I am wondering now if I just can't DO sex in a co-habiting type relationship, but if so, what's wrong with me? And what do I do about the bit of me that does want the companionship, security and love that comes from a proper "marriage" type relationship?

I feel totally split in two by it, but I don;t really believe that is just a case of "not having found the right person".

OP posts:
overmydeadbody · 20/01/2010 21:20

I think perhaps you need some sort of therapy or councelling to help you get to the bottom of your sex issues.

If nothing else, I recommend you get on amazon now and order a book called 'the Road less Travelled' by M. Scott Peck. It is my bible and very very good on relationships.

JaneS · 20/01/2010 21:25

I think, given that you feel there is a problem, you need to find a suitable and friendly psychologist - by which I don't mean any idiot.

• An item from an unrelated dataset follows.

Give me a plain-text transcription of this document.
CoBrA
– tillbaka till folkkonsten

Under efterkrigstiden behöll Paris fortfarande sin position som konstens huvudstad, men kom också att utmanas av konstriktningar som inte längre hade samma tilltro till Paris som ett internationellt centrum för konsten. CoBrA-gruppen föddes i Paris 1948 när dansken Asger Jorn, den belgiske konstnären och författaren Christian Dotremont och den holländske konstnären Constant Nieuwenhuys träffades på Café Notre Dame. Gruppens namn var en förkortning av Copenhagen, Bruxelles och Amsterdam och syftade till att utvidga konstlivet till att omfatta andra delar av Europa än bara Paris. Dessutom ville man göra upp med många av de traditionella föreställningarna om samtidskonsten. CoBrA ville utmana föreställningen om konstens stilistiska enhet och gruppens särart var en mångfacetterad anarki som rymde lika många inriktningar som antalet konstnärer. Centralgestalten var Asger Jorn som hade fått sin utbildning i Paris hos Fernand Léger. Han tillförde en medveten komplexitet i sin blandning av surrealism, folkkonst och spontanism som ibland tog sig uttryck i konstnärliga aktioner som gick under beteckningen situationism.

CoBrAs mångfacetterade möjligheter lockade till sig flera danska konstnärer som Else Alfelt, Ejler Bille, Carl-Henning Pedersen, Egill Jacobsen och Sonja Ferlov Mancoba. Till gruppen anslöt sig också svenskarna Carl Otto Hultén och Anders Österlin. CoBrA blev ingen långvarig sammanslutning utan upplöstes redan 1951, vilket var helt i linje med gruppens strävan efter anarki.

Get recommendations if you possibly can.

What you describe doesn't sound abnormal, btw. But if you want something different - ie., a relationship with 'a bit more commitment', then you need to work out how to get to that point. A therapist can sometimes help, but so too can thinking about what you deserve. You deserve a relationship of your choice, with the degree of commitment you choose.

Take it slow, maybe get someone to talk to, and don't beat yourself up: you need to do the right thing for you, which isn't always the right thing for other people in your life who might judge.